Having inherited his uncle’s estate, Onegin was very glad that he “changed his previous path for something”: he enjoyed the contemplation of peaceful nature and “village silence.” But the feeling of internal dissatisfaction, the awareness of the lack of spirituality of the landowner’s way of life, “where a village old-timer of forty years old scolded his housekeeper, looked out the window and crushed flies,” again renewed attacks of melancholy in him. Trying to diversify his life, languishing from boredom and inactivity, Onegin carried out social transformations accessible to him:

  • In his wilderness the desert sage,
  • He is the yoke of the ancient corvée
  • I replaced it with easy quitrent;
  • And the slave blessed fate.

Despite On progressive economic views, Onegin did not attach much importance to his transformations: the life of the serf peasantry did not really worry the newly-minted reformer. Of course, he made life easier for his subjects, which aroused the critical attitude of prudent neighbors, and he did this for reasons of justice and taking into account modern views on the effectiveness of liberated labor.
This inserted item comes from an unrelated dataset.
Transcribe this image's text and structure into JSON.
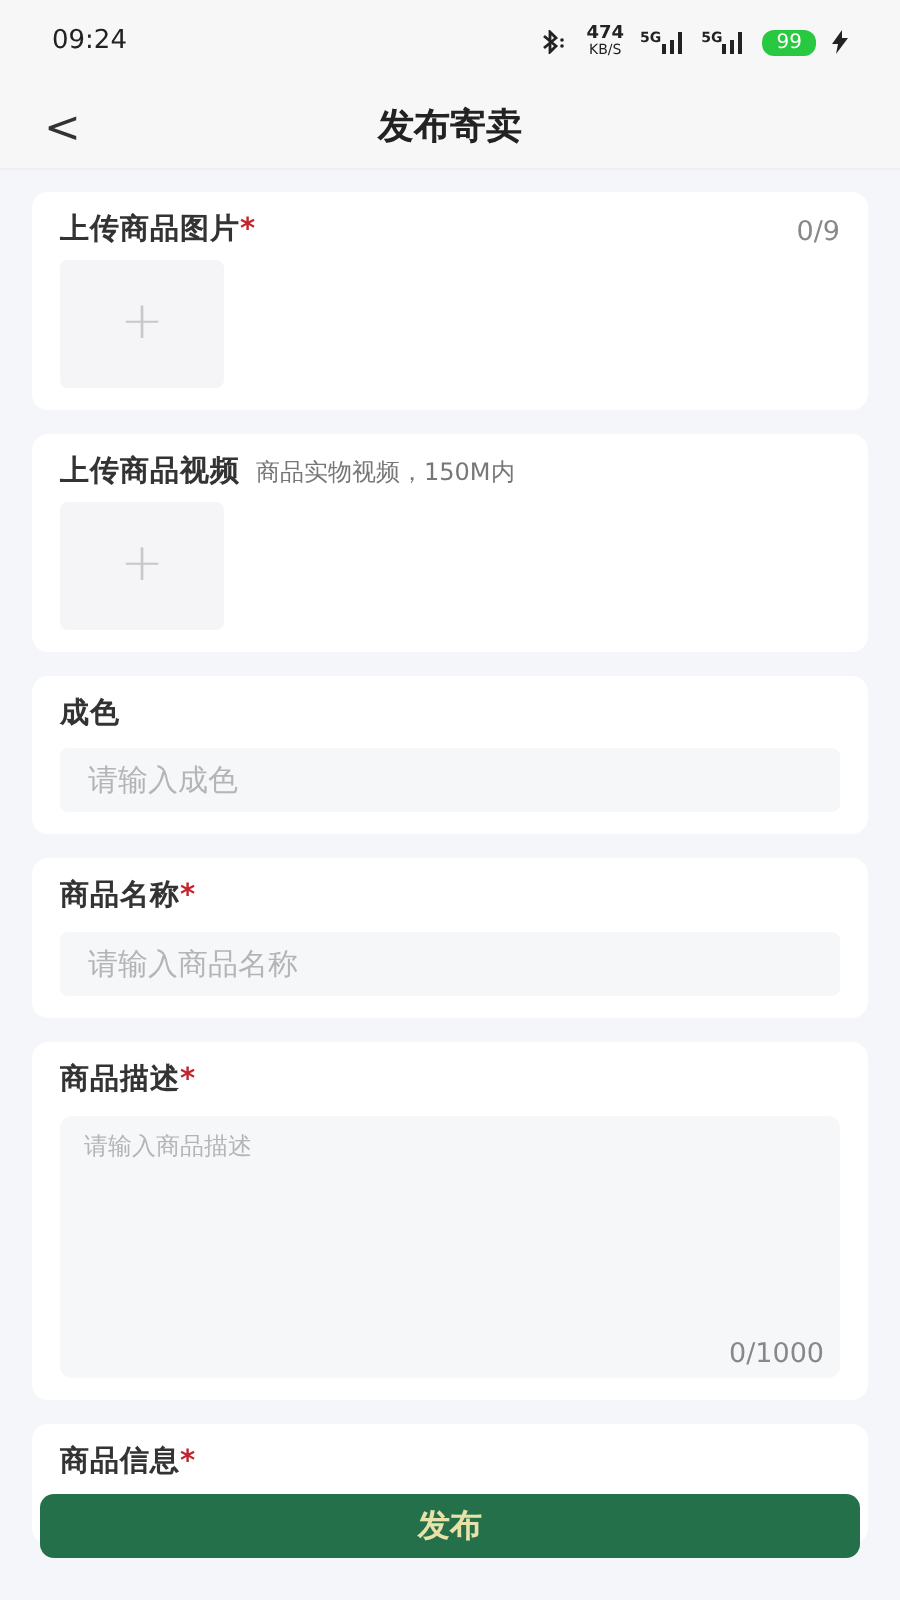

But for the hero’s disappointed soul, this noble act did not become salvation, the beginning of overcoming the crisis and turning to an active life. But he is too busy with his mental torment, too turned inward for a specific life goal to become decisive and absorb him entirely.

Having met With the young enthusiastic poet Vladimir Lensky, a neighbor on the estate, Onegin, “even though he, of course, knew people and generally despised them,” became close friends with him. was the complete opposite of Onegin: ardent, dreamy, “he was ignorant at heart,” “he believed that his friends were ready to accept chains for his honor.” The youthful enthusiasm and idealism of the poet was alien to the disappointed, sophisticated egoist. But the rejection of the soulless, mundane world of the district nobility made Onegin related to Lensky. They endlessly argued about the most complex problems of existence, and Onegin listened to Vladimir’s enthusiastic speech with a smile of superiority, and partly with envy at the freshness of feelings and spontaneity of spiritual impulses.